- Directed by: Leo Menardi
- Written by: Alexandre Dumas (novel) Franco Riganti Vittorio Mussolini Gherardo Gherardi Luigi Chiarelli Leo Menardi
- Starring: Laura Solari Massimo Serato Osvaldo Valenti Carlo Ninchi
- Cinematography: Piero Portalupi Václav Vích
- Edited by: Fernando Tropea
- Music by: Renzo Rossellini
- Production company: Alleanza Cinematografica Italiana
- Distributed by: Alleanza Cinematografica Italiana
- Release date: 19 September 1942;
- Running time: 75 minutes
- Country: Italy
- Language: Italian

= Luisa Sanfelice (1942 film) =

Luisa Sanfelice is a 1942 Italian historical drama film directed by Leo Menardi and starring Laura Solari, Massimo Serato and Osvaldo Valenti. The film is an adaptation of a novel by Alexandre Dumas based on the story of Luisa Sanfelice (1764-1800) an Italian aristocrat executed in Naples by Ferdinand I for supporting a Republican attempt to overthrow him during the French Revolutionary Wars. Horatio Nelson and Lady Hamilton both feature prominently.
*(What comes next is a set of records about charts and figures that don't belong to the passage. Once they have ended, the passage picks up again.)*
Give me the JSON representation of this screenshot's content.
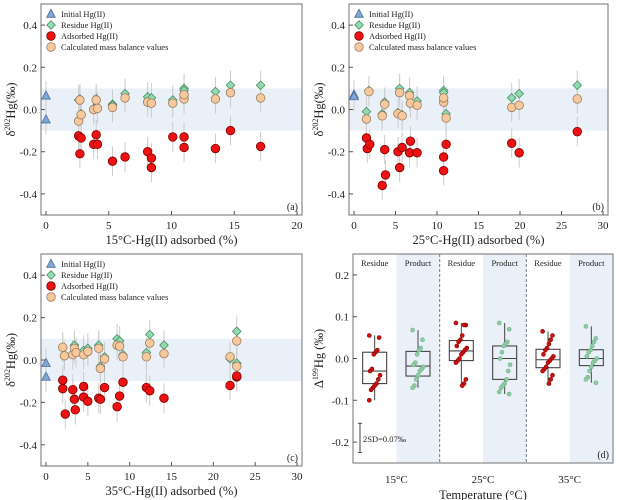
{
  "colors": {
    "initial": "#7ea6d6",
    "residue": "#8fdcae",
    "adsorbed": "#ee1111",
    "calculated": "#f7c89b",
    "band": "#eaf0f8",
    "red_dot": "#cc1111",
    "green_dot": "#6fae88"
  },
  "chart_data": [
    {
      "type": "scatter",
      "panel": "(a)",
      "xlabel": "15°C-Hg(II) adsorbed (%)",
      "ylabel": "δ202Hg(‰)",
      "xlim": [
        0,
        20
      ],
      "ylim": [
        -0.5,
        0.5
      ],
      "xticks": [
        "0",
        "5",
        "10",
        "15",
        "20"
      ],
      "yticks": [
        "-0.4",
        "-0.2",
        "0.0",
        "0.2",
        "0.4"
      ],
      "band": [
        -0.1,
        0.1
      ],
      "legend": [
        "Initial Hg(II)",
        "Residue Hg(II)",
        "Adsorbed Hg(II)",
        "Calculated mass balance values"
      ],
      "series": [
        {
          "name": "Initial Hg(II)",
          "points": [
            [
              0,
              0.065
            ],
            [
              0,
              -0.048
            ]
          ]
        },
        {
          "name": "Residue Hg(II)",
          "points": [
            [
              2.6,
              0.045
            ],
            [
              2.7,
              0.05
            ],
            [
              2.8,
              -0.02
            ],
            [
              3.8,
              0.005
            ],
            [
              4.0,
              0.05
            ],
            [
              4.1,
              0.01
            ],
            [
              5.3,
              0.025
            ],
            [
              5.3,
              0.02
            ],
            [
              6.3,
              0.075
            ],
            [
              8.1,
              0.06
            ],
            [
              8.4,
              0.055
            ],
            [
              10.1,
              0.045
            ],
            [
              11,
              0.1
            ],
            [
              11,
              0.09
            ],
            [
              13.5,
              0.085
            ],
            [
              14.7,
              0.115
            ],
            [
              17.1,
              0.115
            ]
          ]
        },
        {
          "name": "Adsorbed Hg(II)",
          "points": [
            [
              2.6,
              -0.125
            ],
            [
              2.7,
              -0.21
            ],
            [
              2.8,
              -0.135
            ],
            [
              3.8,
              -0.165
            ],
            [
              4.0,
              -0.12
            ],
            [
              4.1,
              -0.165
            ],
            [
              5.3,
              -0.245
            ],
            [
              6.3,
              -0.225
            ],
            [
              8.1,
              -0.2
            ],
            [
              8.4,
              -0.23
            ],
            [
              8.4,
              -0.275
            ],
            [
              10.1,
              -0.13
            ],
            [
              11,
              -0.13
            ],
            [
              11,
              -0.18
            ],
            [
              13.5,
              -0.185
            ],
            [
              14.7,
              -0.1
            ],
            [
              17.1,
              -0.175
            ]
          ]
        },
        {
          "name": "Calculated mass balance values",
          "points": [
            [
              2.6,
              -0.055
            ],
            [
              2.7,
              0.045
            ],
            [
              2.8,
              -0.025
            ],
            [
              3.8,
              0.0
            ],
            [
              4.0,
              0.045
            ],
            [
              4.1,
              0.005
            ],
            [
              5.3,
              0.01
            ],
            [
              6.3,
              0.055
            ],
            [
              8.1,
              0.035
            ],
            [
              8.4,
              0.03
            ],
            [
              10.1,
              0.03
            ],
            [
              11,
              0.05
            ],
            [
              11,
              0.07
            ],
            [
              13.5,
              0.05
            ],
            [
              14.7,
              0.08
            ],
            [
              17.1,
              0.055
            ]
          ]
        }
      ]
    },
    {
      "type": "scatter",
      "panel": "(b)",
      "xlabel": "25°C-Hg(II) adsorbed (%)",
      "ylabel": "δ202Hg(‰)",
      "xlim": [
        0,
        30
      ],
      "ylim": [
        -0.5,
        0.5
      ],
      "xticks": [
        "0",
        "5",
        "10",
        "15",
        "20",
        "25",
        "30"
      ],
      "yticks": [
        "-0.4",
        "-0.2",
        "0.0",
        "0.2",
        "0.4"
      ],
      "band": [
        -0.1,
        0.1
      ],
      "legend": [
        "Initial Hg(II)",
        "Residue Hg(II)",
        "Adsorbed Hg(II)",
        "Calculated mass balance values"
      ],
      "series": [
        {
          "name": "Initial Hg(II)",
          "points": [
            [
              0,
              0.07
            ],
            [
              0,
              0.062
            ]
          ]
        },
        {
          "name": "Residue Hg(II)",
          "points": [
            [
              1.5,
              -0.01
            ],
            [
              1.8,
              0.09
            ],
            [
              3.4,
              -0.02
            ],
            [
              3.7,
              0.035
            ],
            [
              5.3,
              -0.015
            ],
            [
              5.5,
              0.1
            ],
            [
              5.8,
              -0.025
            ],
            [
              6.7,
              0.08
            ],
            [
              7.6,
              0.04
            ],
            [
              10.8,
              0.09
            ],
            [
              10.8,
              0.08
            ],
            [
              11.1,
              -0.02
            ],
            [
              19,
              0.055
            ],
            [
              19.9,
              0.075
            ],
            [
              26.9,
              0.115
            ]
          ]
        },
        {
          "name": "Adsorbed Hg(II)",
          "points": [
            [
              1.5,
              -0.135
            ],
            [
              1.6,
              -0.185
            ],
            [
              1.9,
              -0.165
            ],
            [
              3.4,
              -0.36
            ],
            [
              3.7,
              -0.19
            ],
            [
              3.8,
              -0.31
            ],
            [
              5.3,
              -0.2
            ],
            [
              5.5,
              -0.275
            ],
            [
              5.8,
              -0.18
            ],
            [
              6.7,
              -0.205
            ],
            [
              6.8,
              -0.15
            ],
            [
              7.6,
              -0.205
            ],
            [
              10.8,
              -0.225
            ],
            [
              10.8,
              -0.29
            ],
            [
              11.1,
              -0.165
            ],
            [
              19,
              -0.16
            ],
            [
              19.9,
              -0.205
            ],
            [
              26.9,
              -0.105
            ]
          ]
        },
        {
          "name": "Calculated mass balance values",
          "points": [
            [
              1.5,
              -0.045
            ],
            [
              1.8,
              0.085
            ],
            [
              3.4,
              -0.03
            ],
            [
              3.7,
              0.025
            ],
            [
              5.3,
              -0.02
            ],
            [
              5.5,
              0.08
            ],
            [
              5.8,
              -0.03
            ],
            [
              6.7,
              0.065
            ],
            [
              6.8,
              0.03
            ],
            [
              7.6,
              0.02
            ],
            [
              10.8,
              0.035
            ],
            [
              10.8,
              0.055
            ],
            [
              11.1,
              -0.04
            ],
            [
              19,
              0.01
            ],
            [
              19.9,
              0.02
            ],
            [
              26.9,
              0.05
            ]
          ]
        }
      ]
    },
    {
      "type": "scatter",
      "panel": "(c)",
      "xlabel": "35°C-Hg(II) adsorbed (%)",
      "ylabel": "δ202Hg(‰)",
      "xlim": [
        0,
        30
      ],
      "ylim": [
        -0.5,
        0.5
      ],
      "xticks": [
        "0",
        "5",
        "10",
        "15",
        "20",
        "25",
        "30"
      ],
      "yticks": [
        "-0.4",
        "-0.2",
        "0.0",
        "0.2",
        "0.4"
      ],
      "band": [
        -0.1,
        0.1
      ],
      "legend": [
        "Initial Hg(II)",
        "Residue Hg(II)",
        "Adsorbed Hg(II)",
        "Calculated mass balance values"
      ],
      "series": [
        {
          "name": "Initial Hg(II)",
          "points": [
            [
              0,
              -0.015
            ],
            [
              0,
              -0.08
            ]
          ]
        },
        {
          "name": "Residue Hg(II)",
          "points": [
            [
              2,
              0.06
            ],
            [
              2.2,
              0.02
            ],
            [
              3.4,
              0.07
            ],
            [
              4.5,
              0.045
            ],
            [
              5,
              0.055
            ],
            [
              6.3,
              0.07
            ],
            [
              6.5,
              -0.03
            ],
            [
              7,
              0.015
            ],
            [
              8.5,
              0.1
            ],
            [
              8.8,
              0.09
            ],
            [
              9.2,
              0.025
            ],
            [
              12,
              0.035
            ],
            [
              12.4,
              0.12
            ],
            [
              14.1,
              0.07
            ],
            [
              22,
              0.005
            ],
            [
              22.8,
              0.135
            ],
            [
              22.8,
              -0.015
            ]
          ]
        },
        {
          "name": "Adsorbed Hg(II)",
          "points": [
            [
              2,
              -0.095
            ],
            [
              2,
              -0.135
            ],
            [
              2.3,
              -0.255
            ],
            [
              3.2,
              -0.14
            ],
            [
              3.4,
              -0.185
            ],
            [
              3.5,
              -0.235
            ],
            [
              4.5,
              -0.125
            ],
            [
              4.5,
              -0.175
            ],
            [
              5,
              -0.195
            ],
            [
              6.3,
              -0.18
            ],
            [
              6.5,
              -0.185
            ],
            [
              7,
              -0.13
            ],
            [
              8.5,
              -0.22
            ],
            [
              8.8,
              -0.17
            ],
            [
              9.2,
              -0.105
            ],
            [
              12,
              -0.13
            ],
            [
              12.4,
              -0.145
            ],
            [
              14.1,
              -0.18
            ],
            [
              22,
              -0.12
            ],
            [
              22.8,
              -0.08
            ],
            [
              22.8,
              -0.075
            ]
          ]
        },
        {
          "name": "Calculated mass balance values",
          "points": [
            [
              2,
              0.06
            ],
            [
              2.2,
              0.02
            ],
            [
              3.2,
              0.025
            ],
            [
              3.4,
              0.055
            ],
            [
              3.6,
              0.035
            ],
            [
              4.5,
              0.025
            ],
            [
              5,
              0.04
            ],
            [
              6.3,
              0.055
            ],
            [
              6.5,
              -0.04
            ],
            [
              7,
              0.005
            ],
            [
              8.5,
              0.07
            ],
            [
              8.8,
              0.065
            ],
            [
              9.2,
              0.015
            ],
            [
              12,
              0.015
            ],
            [
              12.4,
              0.08
            ],
            [
              14.1,
              0.03
            ],
            [
              22,
              0.015
            ],
            [
              22.8,
              0.09
            ],
            [
              22.8,
              -0.03
            ]
          ]
        }
      ]
    },
    {
      "type": "box",
      "panel": "(d)",
      "xlabel": "Temperature (°C)",
      "ylabel": "Δ199Hg (‰)",
      "ylim": [
        -0.25,
        0.25
      ],
      "yticks": [
        "-0.2",
        "-0.1",
        "0.0",
        "0.1",
        "0.2"
      ],
      "categories": [
        "15°C",
        "25°C",
        "35°C"
      ],
      "group_labels": [
        "Residue",
        "Product"
      ],
      "annotation": "2SD=0.07‰",
      "boxes": [
        {
          "temp": "15°C",
          "group": "Residue",
          "q1": -0.06,
          "median": -0.03,
          "q3": 0.015,
          "min": -0.1,
          "max": 0.055,
          "points": [
            0.055,
            0.05,
            0.02,
            0.015,
            0.01,
            -0.025,
            -0.03,
            -0.04,
            -0.05,
            -0.06,
            -0.065,
            -0.07,
            -0.075,
            -0.1
          ]
        },
        {
          "temp": "15°C",
          "group": "Product",
          "q1": -0.042,
          "median": -0.018,
          "q3": 0.017,
          "min": -0.07,
          "max": 0.068,
          "points": [
            0.068,
            0.045,
            0.025,
            0.02,
            0.01,
            -0.01,
            -0.015,
            -0.02,
            -0.025,
            -0.03,
            -0.04,
            -0.05,
            -0.065,
            -0.07
          ]
        },
        {
          "temp": "25°C",
          "group": "Residue",
          "q1": -0.005,
          "median": 0.018,
          "q3": 0.043,
          "min": -0.065,
          "max": 0.085,
          "points": [
            0.085,
            0.08,
            0.08,
            0.055,
            0.045,
            0.04,
            0.03,
            0.025,
            0.02,
            0.015,
            0.01,
            0.0,
            -0.005,
            -0.01,
            -0.05,
            -0.06,
            -0.065
          ]
        },
        {
          "temp": "25°C",
          "group": "Product",
          "q1": -0.05,
          "median": 0.0,
          "q3": 0.03,
          "min": -0.085,
          "max": 0.085,
          "points": [
            0.085,
            0.07,
            0.04,
            0.035,
            0.03,
            0.015,
            0.0,
            -0.015,
            -0.03,
            -0.05,
            -0.06,
            -0.065,
            -0.07,
            -0.08,
            -0.085
          ]
        },
        {
          "temp": "35°C",
          "group": "Residue",
          "q1": -0.022,
          "median": -0.003,
          "q3": 0.022,
          "min": -0.06,
          "max": 0.065,
          "points": [
            0.065,
            0.055,
            0.045,
            0.035,
            0.025,
            0.02,
            0.01,
            0.005,
            0.0,
            -0.005,
            -0.01,
            -0.02,
            -0.025,
            -0.03,
            -0.04,
            -0.05,
            -0.06
          ]
        },
        {
          "temp": "35°C",
          "group": "Product",
          "q1": -0.017,
          "median": 0.0,
          "q3": 0.021,
          "min": -0.058,
          "max": 0.077,
          "points": [
            0.077,
            0.048,
            0.04,
            0.03,
            0.02,
            0.015,
            0.005,
            0.0,
            -0.005,
            -0.01,
            -0.02,
            -0.03,
            -0.045,
            -0.05,
            -0.058
          ]
        }
      ]
    }
  ]
}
It was made at the Cinecittà Studios in Rome. One of the film's screenwriters was Vittorio Mussolini, the son of dictator Benito Mussolini, who was heavily involved in the Italian film industry. The film's sets were designed by Virgilio Marchi.

==Main cast==
- Laura Solari as Luisa Sanfelice
- Massimo Serato as Ferdinando Ferri
- Osvaldo Valenti as Nelson
- Carlo Ninchi as Il banchiere Gerardo Bacher
- Hilde Sessak as Lady Hamilton
- Stelio Carnabuci as Andrea Sanfelice - marito de Luisa
- Ada Dondini as Donna Camilla Molinis
- Armando Migliari as Lord Aston
- Jole Ferrari as la principessa Clementina
- Amelia Perrella as Domestica di casa Sanfelice
- Amina Pirani Maggi as Una popplana
- Oreste Fares as Amico fedele di donna Camilla
- Achille Majeroni as Altro amico di donna Camilla

== Bibliography ==
- Marrone, Gaetana & Puppa, Paolo. Encyclopedia of Italian Literary Studies. Routledge, 2006.